Asimismo, tampoco se advierte que se haya vulnerado el principio de legalidad, por cuanto el citado Auto de Vista 194 cuenta con una estructura jurídico-legal que sustenta los entendimientos expresados por los demandados, quienes recurrieron a la SC 1329/2006-R, que establece que el proceso ordinario posterior es una continuación del proceso ejecutivo y aplicaron para resolver el caso el mandato del art. 1471 del CC, que ordena proceder al remate del bien inmueble embargado o anotado preventivamente en la Oficina de DD.RR., no pudiendo gravarse la generalidad de los bienes del deudor; por consiguiente, en el marco del art. 321.I del CPC, decidieron mantener vigente la medida cautelar dispuesta en el proceso ejecutivo y dejar sin efecto las anotaciones preventivas e hipotecas judiciales dispuestas en el proceso ordinario posterior; lo cual evidencia que emitieron un fallo en el marco de la jurisprudencia constitucional, aplicando las normas del ordenamiento jurídico a objeto de resolver el caso concreto sometido a su conocimiento, lo cual implica que las razones fácticas o criterios que son parte de la motivación lo subsumieron a la norma aplicable al caso, configurando con ello los razonamientos legales de la decisión; por lo que, tampoco vulneraron el principio de legalidad vinculado a la fundamentación del fallo cuestionado.
En definitiva, del análisis realizado se concluye que los Vocales ahora accionados no vulneraron el derecho al debido proceso en sus elementos de fundamentación, motivación y el principio de legalidad; por lo que, no corresponde conceder la tutela solicitada al respecto.
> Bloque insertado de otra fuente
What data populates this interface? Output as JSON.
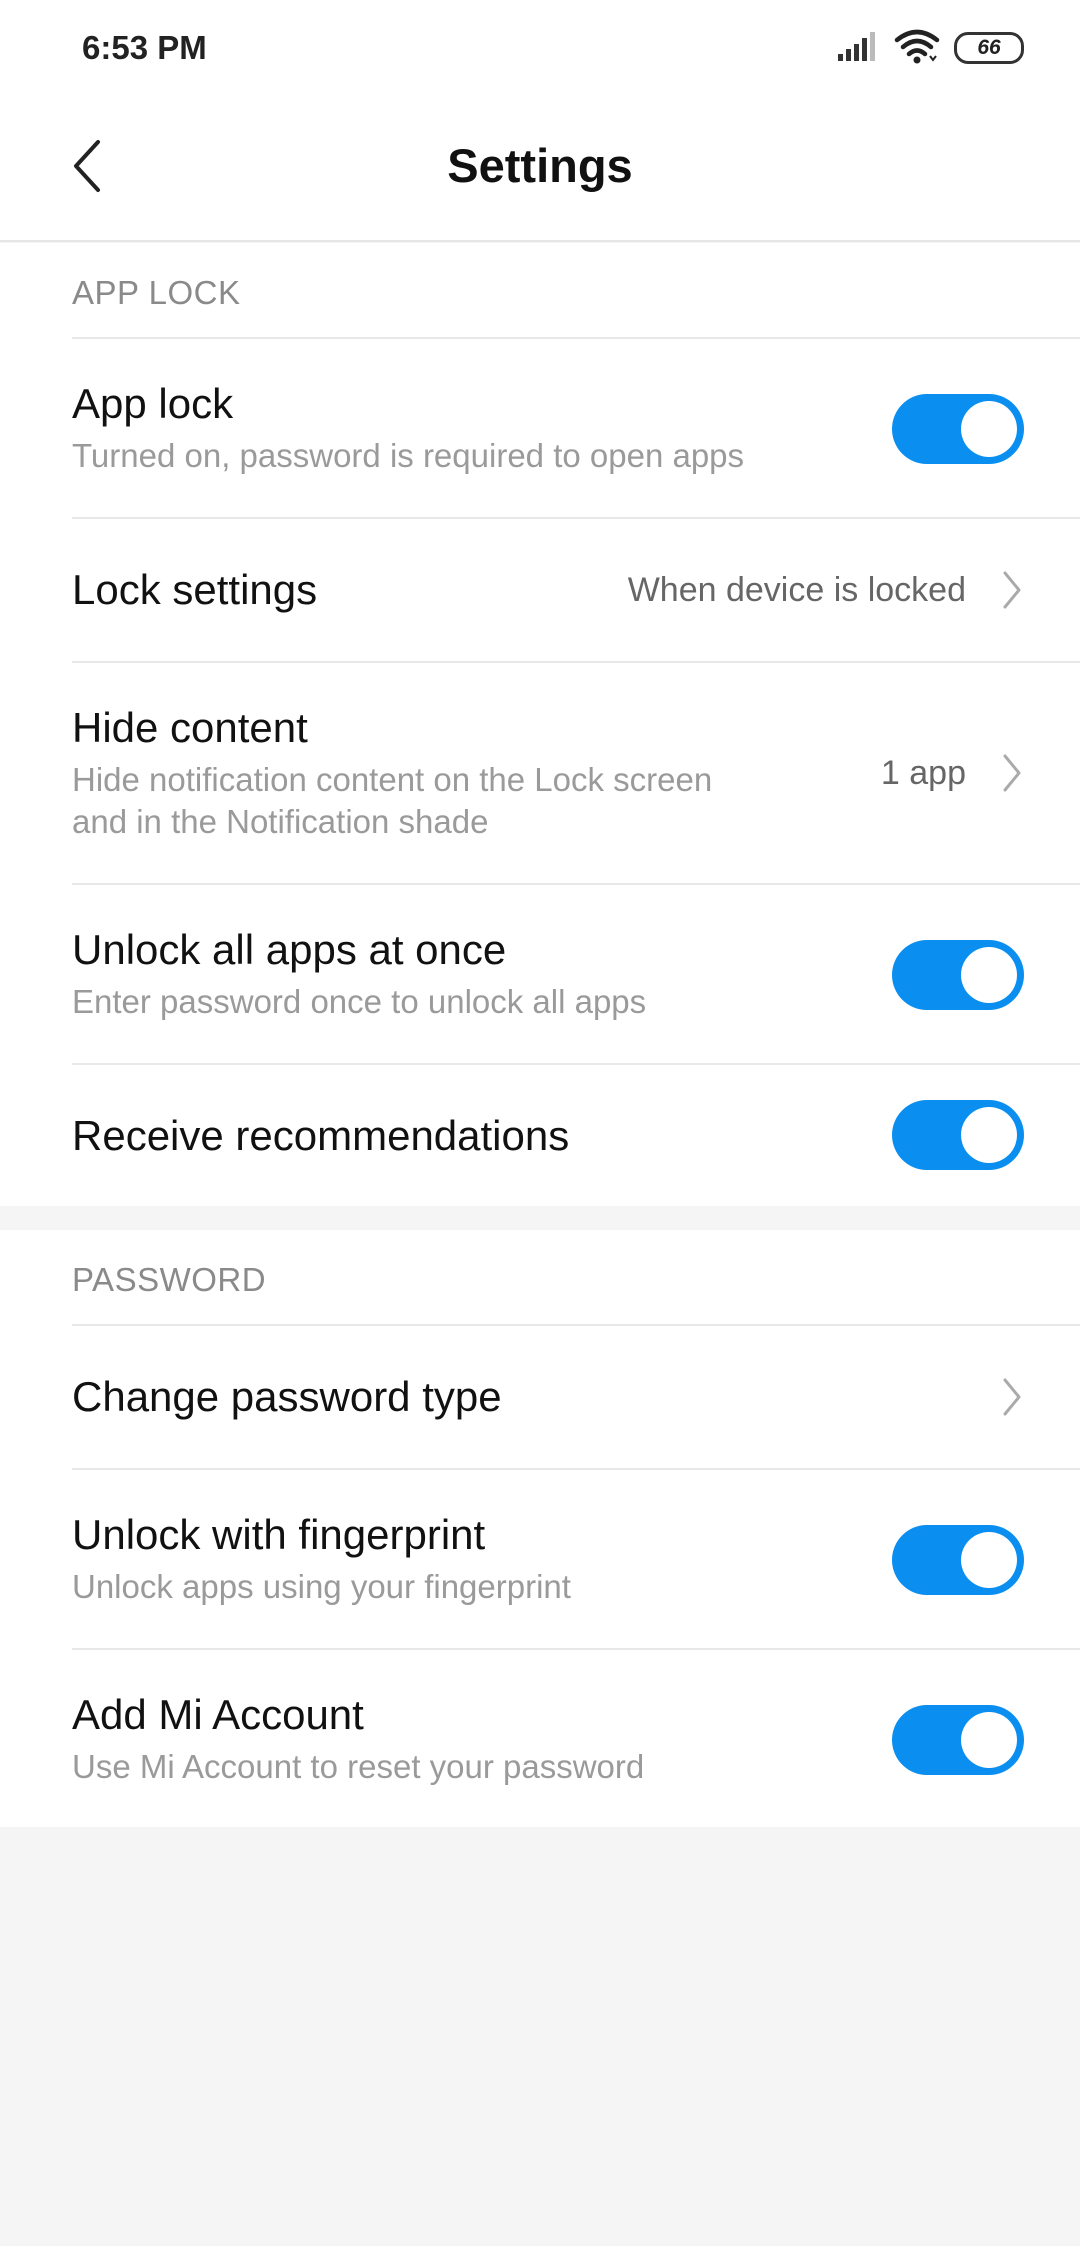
{
  "status_bar": {
    "time": "6:53 PM",
    "battery": "66",
    "icons": [
      "signal-icon",
      "wifi-icon",
      "battery-icon"
    ]
  },
  "header": {
    "title": "Settings",
    "back_icon": "back-arrow-icon"
  },
  "sections": [
    {
      "header": "APP LOCK",
      "rows": [
        {
          "title": "App lock",
          "subtitle": "Turned on, password is required to open apps",
          "toggle": true
        },
        {
          "title": "Lock settings",
          "value": "When device is locked",
          "chevron": true
        },
        {
          "title": "Hide content",
          "subtitle_line1": "Hide notification content on the Lock screen",
          "subtitle_line2": "and in the Notification shade",
          "value": "1 app",
          "chevron": true
        },
        {
          "title": "Unlock all apps at once",
          "subtitle": "Enter password once to unlock all apps",
          "toggle": true
        },
        {
          "title": "Receive recommendations",
          "toggle": true
        }
      ]
    },
    {
      "header": "PASSWORD",
      "rows": [
        {
          "title": "Change password type",
          "chevron": true
        },
        {
          "title": "Unlock with fingerprint",
          "subtitle": "Unlock apps using your fingerprint",
          "toggle": true
        },
        {
          "title": "Add Mi Account",
          "subtitle": "Use Mi Account to reset your password",
          "toggle": true
        }
      ]
    }
  ],
  "colors": {
    "accent": "#0a8ff0",
    "background": "#f5f5f5",
    "surface": "#ffffff",
    "secondary_text": "#9a9a9a"
  }
}
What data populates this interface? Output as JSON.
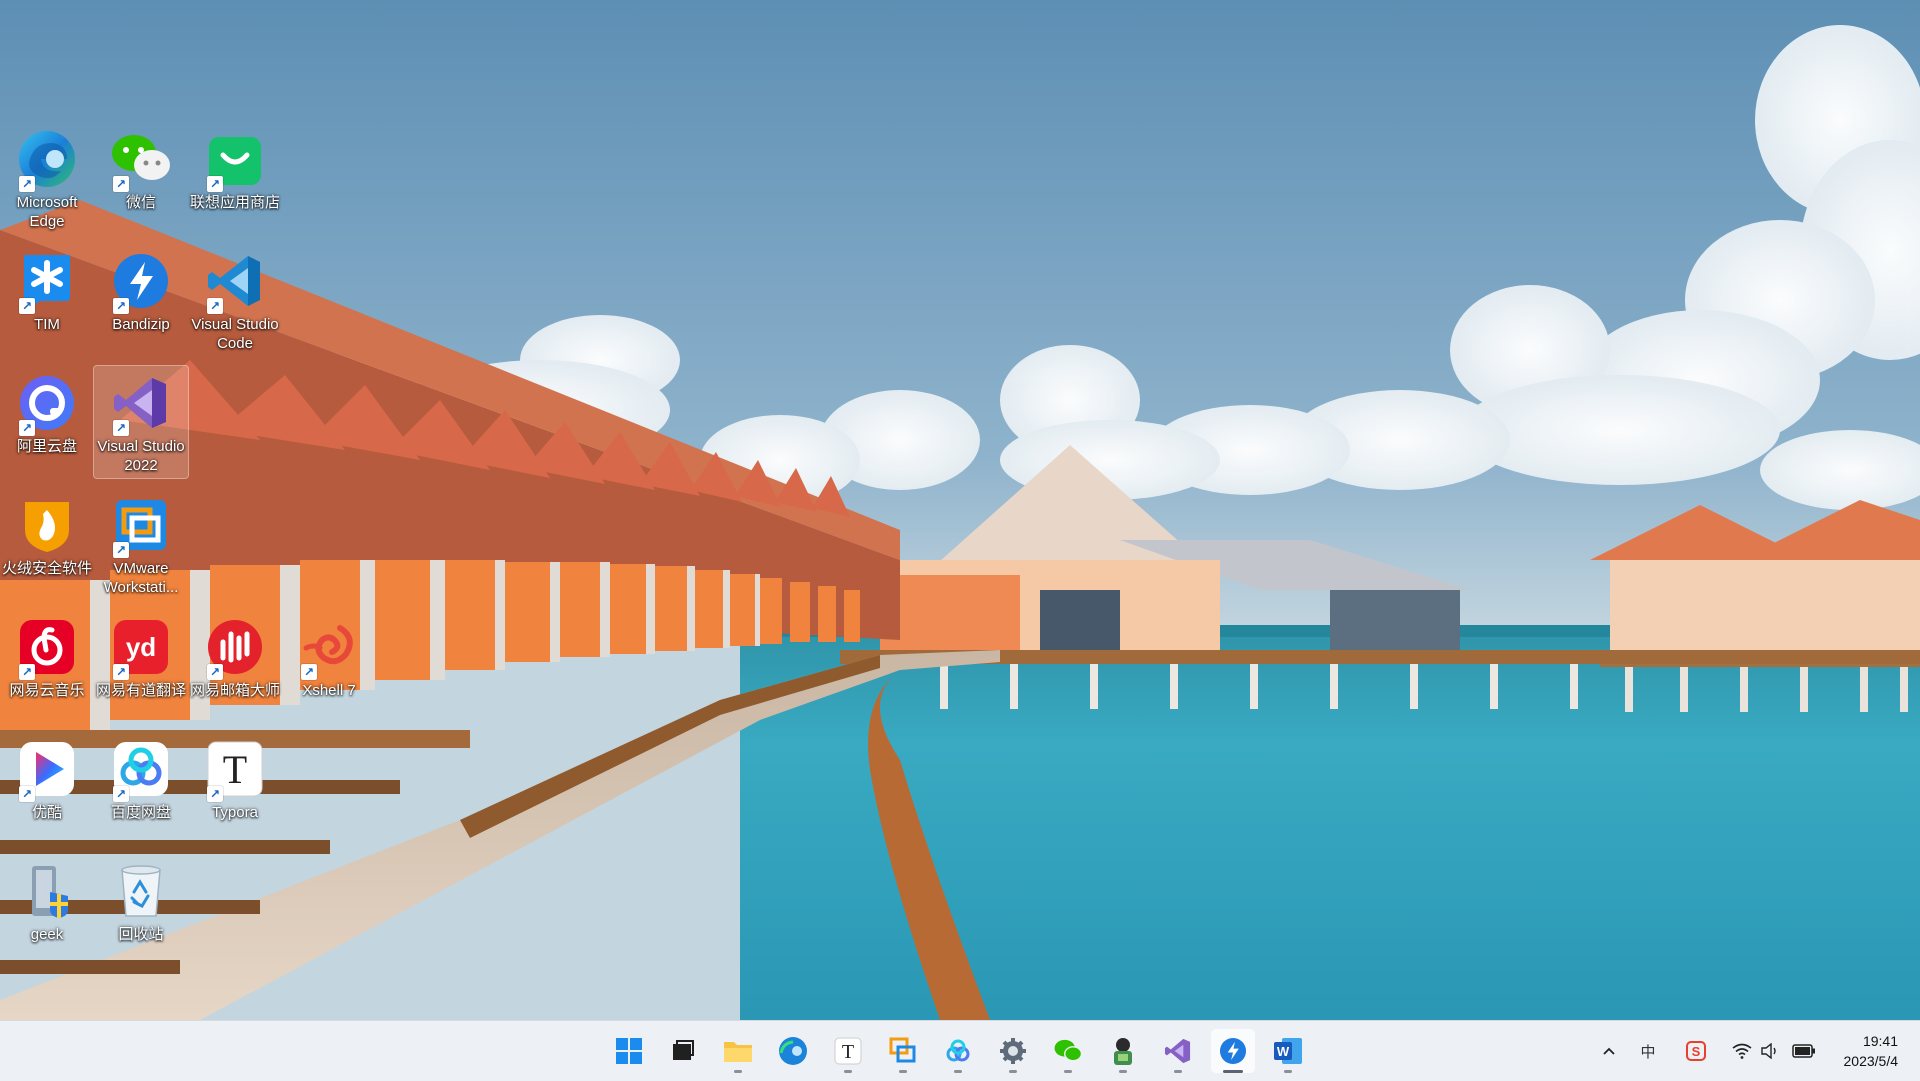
{
  "desktop": {
    "icons": [
      {
        "label": "Microsoft Edge",
        "icon": "edge-icon",
        "shortcut": true
      },
      {
        "label": "微信",
        "icon": "wechat-icon",
        "shortcut": true
      },
      {
        "label": "联想应用商店",
        "icon": "lenovo-store-icon",
        "shortcut": true
      },
      {
        "label": "TIM",
        "icon": "tim-icon",
        "shortcut": true
      },
      {
        "label": "Bandizip",
        "icon": "bandizip-icon",
        "shortcut": true
      },
      {
        "label": "Visual Studio Code",
        "icon": "vscode-icon",
        "shortcut": true
      },
      {
        "label": "阿里云盘",
        "icon": "aliyun-drive-icon",
        "shortcut": true
      },
      {
        "label": "Visual Studio 2022",
        "icon": "visual-studio-icon",
        "shortcut": true,
        "selected": true
      },
      {
        "label": "火绒安全软件",
        "icon": "huorong-icon",
        "shortcut": false
      },
      {
        "label": "VMware Workstati...",
        "icon": "vmware-icon",
        "shortcut": true
      },
      {
        "label": "网易云音乐",
        "icon": "netease-music-icon",
        "shortcut": true
      },
      {
        "label": "网易有道翻译",
        "icon": "youdao-icon",
        "shortcut": true
      },
      {
        "label": "网易邮箱大师",
        "icon": "netease-mail-icon",
        "shortcut": true
      },
      {
        "label": "Xshell 7",
        "icon": "xshell-icon",
        "shortcut": true
      },
      {
        "label": "优酷",
        "icon": "youku-icon",
        "shortcut": true
      },
      {
        "label": "百度网盘",
        "icon": "baidu-netdisk-icon",
        "shortcut": true
      },
      {
        "label": "Typora",
        "icon": "typora-icon",
        "shortcut": true
      },
      {
        "label": "geek",
        "icon": "geek-icon",
        "shortcut": false
      },
      {
        "label": "回收站",
        "icon": "recycle-bin-icon",
        "shortcut": false
      }
    ]
  },
  "taskbar": {
    "apps": [
      {
        "name": "start-button",
        "icon": "windows-start-icon",
        "running": false
      },
      {
        "name": "taskbar-task-view",
        "icon": "task-view-icon",
        "running": false
      },
      {
        "name": "taskbar-file-explorer",
        "icon": "folder-icon",
        "running": true
      },
      {
        "name": "taskbar-edge",
        "icon": "edge-icon",
        "running": false
      },
      {
        "name": "taskbar-typora",
        "icon": "typora-icon",
        "running": true
      },
      {
        "name": "taskbar-vmware",
        "icon": "vmware-icon",
        "running": true
      },
      {
        "name": "taskbar-baidu-netdisk",
        "icon": "baidu-netdisk-icon",
        "running": true
      },
      {
        "name": "taskbar-settings",
        "icon": "gear-icon",
        "running": true
      },
      {
        "name": "taskbar-wechat",
        "icon": "wechat-icon",
        "running": true
      },
      {
        "name": "taskbar-geek",
        "icon": "geek-icon",
        "running": true
      },
      {
        "name": "taskbar-visual-studio",
        "icon": "visual-studio-icon",
        "running": true
      },
      {
        "name": "taskbar-bandizip",
        "icon": "bandizip-icon",
        "running": true,
        "active": true
      },
      {
        "name": "taskbar-word",
        "icon": "word-icon",
        "running": true
      }
    ],
    "tray": {
      "overflow_glyph": "^",
      "ime_label": "中",
      "icons": [
        "chevron-up-icon",
        "ime-icon",
        "sogou-icon",
        "wifi-icon",
        "speaker-icon",
        "battery-icon"
      ]
    },
    "clock": {
      "time": "19:41",
      "date": "2023/5/4"
    }
  }
}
Con relación al segundo agravio denunciado, de que se vulneró el derecho al debido proceso en sus elementos de fundamentación, motivación, a la defensa y al principio de legalidad, ya que los Vocales hoy accionados omitieron de manera indebida revisar el contenido del memorial de respuesta al incidente de levantamiento de embargos y anotaciones preventivas, donde el accionante hizo notar que el derecho de incidentar del ejecutado en la etapa de ejecución de sentencia contra las resoluciones consentidas había precluido, conforme establecen los arts. 16 y 17.III de la LOJ; debido a que estos fueron dispuestos en tres oportunidades por la autoridad judicial dentro del proceso ordinario, que notificadas a la parte demandada -ahora tercero interesado- no fueron objeto de ninguna impugnación consintiendo así su validez; por lo que, el Auto de Vista 194 no se encuentra fundamentado ni motivado y lesionó el derecho a la defensa al no tomarse en cuenta sus argumentos expuestos en el memorial de contestación al recurso de reposición con alternativa de apelación presentado por el hoy tercero interesado.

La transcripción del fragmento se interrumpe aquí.